A random-effects model assumes a different underlying effect for each study that compares the same treatments and takes this into consideration as an additional source of variation by considering a normal distribution for each treatment effect. However, the validity of this assumption may be difficult to verify, especially when the number of studies is small. When the results of small studies are systematically different from those of the large ones, the normality assumption is not justified either.

The choice of either a fixed- or random-effects model must be based on the convergence (if only one model converges, it should be selected), the presence of study heterogeneity (random-effects models must be prioritized if there is heterogeneity), and the deviance information criterion (DIC), which is a statistical criterion estimating the quality of a statistical model.

3.5.2. Frequentist Versus Bayesian Approach

The ITC techniques described are based on similarity and consistency assumptions that adhere to Bayesian or frequentist statistical approaches. A Bayesian framework assumes a prior knowledge of probability models, while the frequentist approach derives probability from the frequency of events occurring over a number of repeated trials.

The Bayesian approach combines a prior probability distribution with a likelihood based on the available data. This results in a posterior probability distribution from which relative effect estimates can be obtained. Results can, therefore, be interpreted in terms of probabilities, and expressed as a posterior distribution from the mean, median, standard deviation and 95% credibility interval (CrI) can be derived [17,33,49,50,51,52]. The ranking of a treatment can also be interpreted by either the proportion of iterations for the order in which treatments are ranked or the probability of one treatment to perform better than each comparator. Considerable uncertainty remains around the value of a between-study heterogeneity parameter by using a noninformative prior in a small or sparse network. A potential solution for this is to use more informative priors for between-study heterogeneity.

In contrast to the Bayesian approach, in a frequentist framework, the parameter of interest is fixed. A frequentist approach uses the sampling distribution as the basis of statistical inference that is proportional to the likelihood function. Uncertainty around heterogeneity is usually ignored in the calculation of CIs. Results are expressed as point estimates, standard errors, 95% CIs, and p-values. Unlike the Bayesian approach, there is generally no ranking of treatments in frequentist NMA, even though work has been conducted by Rücker et al. (2015) to make this possible [13,53].

A Bayesian approach might be preferred to a frequentist approach as, for example, it allows for incorporation into the random-effects model of between-study heterogeneity, including a prior distribution for it. The main differences between the Bayesian and frequentist approaches are summarized in Table 4.

3.6. Choice of ITC Techniques

A comparison of the methods for the principal ITC techniques identified in this SLR is presented in Table 3.

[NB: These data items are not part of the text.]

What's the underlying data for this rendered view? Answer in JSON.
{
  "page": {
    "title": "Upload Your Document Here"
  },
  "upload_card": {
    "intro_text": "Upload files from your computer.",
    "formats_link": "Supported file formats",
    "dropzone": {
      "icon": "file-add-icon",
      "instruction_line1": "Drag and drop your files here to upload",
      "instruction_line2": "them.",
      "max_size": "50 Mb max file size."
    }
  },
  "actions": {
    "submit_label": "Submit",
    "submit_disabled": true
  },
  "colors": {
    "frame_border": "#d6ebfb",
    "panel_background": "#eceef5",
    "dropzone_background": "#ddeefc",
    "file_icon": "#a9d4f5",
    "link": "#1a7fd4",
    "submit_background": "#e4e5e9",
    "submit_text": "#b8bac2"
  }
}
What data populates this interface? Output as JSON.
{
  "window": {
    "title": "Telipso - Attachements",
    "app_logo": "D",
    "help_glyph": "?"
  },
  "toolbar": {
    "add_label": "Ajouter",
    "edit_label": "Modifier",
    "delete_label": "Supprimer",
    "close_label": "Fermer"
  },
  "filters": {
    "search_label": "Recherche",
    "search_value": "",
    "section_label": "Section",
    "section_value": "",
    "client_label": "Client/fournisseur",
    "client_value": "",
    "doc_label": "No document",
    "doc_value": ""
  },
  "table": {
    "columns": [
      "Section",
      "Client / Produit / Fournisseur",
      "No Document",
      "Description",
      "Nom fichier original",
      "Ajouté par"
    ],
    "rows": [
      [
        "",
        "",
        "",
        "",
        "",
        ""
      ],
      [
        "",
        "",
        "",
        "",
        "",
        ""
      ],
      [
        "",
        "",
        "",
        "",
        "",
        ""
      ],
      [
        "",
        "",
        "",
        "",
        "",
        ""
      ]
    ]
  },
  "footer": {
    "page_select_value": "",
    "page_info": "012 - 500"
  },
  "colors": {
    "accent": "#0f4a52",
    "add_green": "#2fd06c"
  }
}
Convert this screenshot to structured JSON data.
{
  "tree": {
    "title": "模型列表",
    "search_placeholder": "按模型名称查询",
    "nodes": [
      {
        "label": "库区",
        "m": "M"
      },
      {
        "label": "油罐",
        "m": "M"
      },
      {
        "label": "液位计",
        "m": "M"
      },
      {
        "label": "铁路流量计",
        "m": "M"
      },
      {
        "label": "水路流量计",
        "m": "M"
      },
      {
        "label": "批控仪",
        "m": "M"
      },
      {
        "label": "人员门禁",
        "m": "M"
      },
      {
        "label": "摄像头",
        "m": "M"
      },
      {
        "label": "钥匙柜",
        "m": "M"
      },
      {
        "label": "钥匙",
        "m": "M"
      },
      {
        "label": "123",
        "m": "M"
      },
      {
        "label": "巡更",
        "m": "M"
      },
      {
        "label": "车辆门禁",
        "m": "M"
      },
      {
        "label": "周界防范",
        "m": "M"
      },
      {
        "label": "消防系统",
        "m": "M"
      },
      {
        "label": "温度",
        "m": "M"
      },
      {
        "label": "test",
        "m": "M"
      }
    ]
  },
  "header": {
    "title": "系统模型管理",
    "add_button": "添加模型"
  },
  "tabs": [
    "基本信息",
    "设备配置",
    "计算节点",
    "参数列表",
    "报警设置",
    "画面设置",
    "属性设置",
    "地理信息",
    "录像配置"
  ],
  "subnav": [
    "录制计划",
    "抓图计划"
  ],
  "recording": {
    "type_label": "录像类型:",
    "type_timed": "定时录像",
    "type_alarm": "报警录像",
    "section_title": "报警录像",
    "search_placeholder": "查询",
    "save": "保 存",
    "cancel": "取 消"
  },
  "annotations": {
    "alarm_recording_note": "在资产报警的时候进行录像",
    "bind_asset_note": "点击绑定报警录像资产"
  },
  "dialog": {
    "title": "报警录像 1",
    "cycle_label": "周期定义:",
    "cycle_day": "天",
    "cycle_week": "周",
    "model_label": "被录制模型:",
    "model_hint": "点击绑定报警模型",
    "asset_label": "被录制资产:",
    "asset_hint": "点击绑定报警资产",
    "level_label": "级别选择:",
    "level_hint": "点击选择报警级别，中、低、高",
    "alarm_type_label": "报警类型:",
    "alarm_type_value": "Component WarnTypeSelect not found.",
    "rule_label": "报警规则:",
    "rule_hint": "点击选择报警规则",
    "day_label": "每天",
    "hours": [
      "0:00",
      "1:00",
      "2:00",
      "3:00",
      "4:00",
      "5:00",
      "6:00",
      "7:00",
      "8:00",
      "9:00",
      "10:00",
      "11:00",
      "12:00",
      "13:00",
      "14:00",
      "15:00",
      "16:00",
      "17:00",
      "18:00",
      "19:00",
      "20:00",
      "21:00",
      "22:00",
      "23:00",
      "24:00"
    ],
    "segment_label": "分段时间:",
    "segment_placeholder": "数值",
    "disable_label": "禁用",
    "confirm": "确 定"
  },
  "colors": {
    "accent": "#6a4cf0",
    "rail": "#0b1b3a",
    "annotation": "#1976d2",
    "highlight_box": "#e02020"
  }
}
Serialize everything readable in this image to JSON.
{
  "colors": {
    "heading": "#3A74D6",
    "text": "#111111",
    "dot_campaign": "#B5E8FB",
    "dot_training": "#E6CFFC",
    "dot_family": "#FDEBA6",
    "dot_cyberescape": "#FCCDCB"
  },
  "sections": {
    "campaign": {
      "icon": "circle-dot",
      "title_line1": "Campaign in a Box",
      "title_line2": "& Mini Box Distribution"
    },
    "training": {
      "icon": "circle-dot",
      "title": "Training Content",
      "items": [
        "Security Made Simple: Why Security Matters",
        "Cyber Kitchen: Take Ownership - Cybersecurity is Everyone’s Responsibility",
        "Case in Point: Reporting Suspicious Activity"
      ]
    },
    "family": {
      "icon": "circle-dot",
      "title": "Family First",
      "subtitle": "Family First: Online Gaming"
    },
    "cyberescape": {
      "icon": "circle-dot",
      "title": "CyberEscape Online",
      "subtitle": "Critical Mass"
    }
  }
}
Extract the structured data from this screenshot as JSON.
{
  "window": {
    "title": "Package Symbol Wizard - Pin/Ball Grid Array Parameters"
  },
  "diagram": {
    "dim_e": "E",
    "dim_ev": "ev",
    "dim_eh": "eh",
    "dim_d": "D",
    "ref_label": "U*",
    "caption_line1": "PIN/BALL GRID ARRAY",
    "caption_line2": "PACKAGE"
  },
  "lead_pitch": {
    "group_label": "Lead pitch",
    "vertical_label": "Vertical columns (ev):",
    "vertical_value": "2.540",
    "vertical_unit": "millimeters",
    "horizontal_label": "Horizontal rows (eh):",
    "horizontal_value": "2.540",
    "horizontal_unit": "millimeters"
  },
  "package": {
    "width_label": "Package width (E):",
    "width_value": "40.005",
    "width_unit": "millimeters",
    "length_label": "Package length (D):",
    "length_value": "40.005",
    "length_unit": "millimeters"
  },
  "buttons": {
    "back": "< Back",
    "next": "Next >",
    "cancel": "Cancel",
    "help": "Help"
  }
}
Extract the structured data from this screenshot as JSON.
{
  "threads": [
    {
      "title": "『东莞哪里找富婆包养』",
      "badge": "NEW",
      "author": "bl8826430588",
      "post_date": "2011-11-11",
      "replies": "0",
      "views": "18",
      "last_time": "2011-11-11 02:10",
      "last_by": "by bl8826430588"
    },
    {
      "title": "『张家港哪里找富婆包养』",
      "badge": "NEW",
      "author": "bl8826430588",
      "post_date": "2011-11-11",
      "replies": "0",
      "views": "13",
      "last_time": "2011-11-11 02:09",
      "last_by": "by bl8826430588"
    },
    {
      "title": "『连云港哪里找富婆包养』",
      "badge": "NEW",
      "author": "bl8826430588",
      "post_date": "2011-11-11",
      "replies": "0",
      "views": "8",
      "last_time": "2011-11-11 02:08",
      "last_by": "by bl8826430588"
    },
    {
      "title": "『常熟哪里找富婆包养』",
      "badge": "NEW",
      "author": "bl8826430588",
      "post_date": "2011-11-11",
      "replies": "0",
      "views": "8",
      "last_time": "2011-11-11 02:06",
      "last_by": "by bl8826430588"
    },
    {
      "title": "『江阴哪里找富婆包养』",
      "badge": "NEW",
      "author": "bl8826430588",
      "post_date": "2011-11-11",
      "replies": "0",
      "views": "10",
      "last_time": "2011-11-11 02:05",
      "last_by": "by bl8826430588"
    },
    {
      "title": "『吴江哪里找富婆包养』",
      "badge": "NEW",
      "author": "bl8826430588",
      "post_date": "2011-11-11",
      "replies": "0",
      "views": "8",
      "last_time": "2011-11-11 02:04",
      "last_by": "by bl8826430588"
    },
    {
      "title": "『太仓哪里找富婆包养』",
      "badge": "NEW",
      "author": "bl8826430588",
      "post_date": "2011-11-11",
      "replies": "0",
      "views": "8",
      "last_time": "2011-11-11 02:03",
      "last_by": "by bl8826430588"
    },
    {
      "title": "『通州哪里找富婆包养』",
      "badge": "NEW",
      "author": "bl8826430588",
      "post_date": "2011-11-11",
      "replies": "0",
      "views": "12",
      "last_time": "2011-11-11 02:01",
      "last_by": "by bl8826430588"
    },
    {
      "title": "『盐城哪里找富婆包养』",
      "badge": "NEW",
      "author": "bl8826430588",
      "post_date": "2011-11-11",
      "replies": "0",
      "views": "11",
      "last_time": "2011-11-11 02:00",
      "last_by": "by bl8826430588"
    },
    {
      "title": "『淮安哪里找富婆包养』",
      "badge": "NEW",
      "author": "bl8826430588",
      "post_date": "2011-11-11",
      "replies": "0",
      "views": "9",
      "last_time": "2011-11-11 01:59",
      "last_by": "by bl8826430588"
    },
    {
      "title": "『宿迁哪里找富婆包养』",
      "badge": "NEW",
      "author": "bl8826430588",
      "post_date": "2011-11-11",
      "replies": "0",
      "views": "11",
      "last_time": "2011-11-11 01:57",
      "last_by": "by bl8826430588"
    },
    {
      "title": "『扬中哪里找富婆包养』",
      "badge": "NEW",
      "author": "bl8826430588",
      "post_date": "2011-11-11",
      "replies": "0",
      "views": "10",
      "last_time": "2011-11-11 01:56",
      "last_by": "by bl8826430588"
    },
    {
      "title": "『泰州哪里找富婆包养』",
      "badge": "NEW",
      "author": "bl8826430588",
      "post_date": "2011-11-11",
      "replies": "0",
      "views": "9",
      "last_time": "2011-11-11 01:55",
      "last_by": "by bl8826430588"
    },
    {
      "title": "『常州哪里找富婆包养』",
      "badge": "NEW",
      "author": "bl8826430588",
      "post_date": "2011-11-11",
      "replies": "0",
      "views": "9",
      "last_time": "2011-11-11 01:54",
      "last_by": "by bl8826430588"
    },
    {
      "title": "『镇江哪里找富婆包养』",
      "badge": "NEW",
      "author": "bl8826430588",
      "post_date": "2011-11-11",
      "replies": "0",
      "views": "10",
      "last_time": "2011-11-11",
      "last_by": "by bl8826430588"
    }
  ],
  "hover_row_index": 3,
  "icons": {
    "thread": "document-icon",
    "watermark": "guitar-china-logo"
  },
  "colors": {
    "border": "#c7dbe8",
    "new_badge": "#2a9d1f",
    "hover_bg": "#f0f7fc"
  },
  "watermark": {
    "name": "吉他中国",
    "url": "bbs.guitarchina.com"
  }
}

The availability of the literature that supports decisions around the most appropriate choice of ITC techniques is poor. The findings of this SLR were used to develop an algorithm to help to define the best approach when conducting a feasibility assessment of an ITC [10,54,55]. The choice of ITC technique is critical and should be based on the feasibility of a connected network, the evidence of heterogeneity between and within studies (that arise with the presence of unbalanced TEMs), the overall number of relevant studies and the availability of IPD. The feasibility assessment then informs the type of ITC technique that is feasible. Based on the evidence collected, a proposed decision making process for determining the most appropriate methods to use when conducting an ITC is summarized in Figure 4.

4. Discussion

A number of different ITC techniques were identified in the literature, each supported by differing methodologies. An SLR must typically be conducted as the first step for any ITC in order to identify all available studies of interest. The robustness of any ITC depends on the studies upon which it is based, and as such, it is important to assess clinical heterogeneity, consistency and the validity of any included studies.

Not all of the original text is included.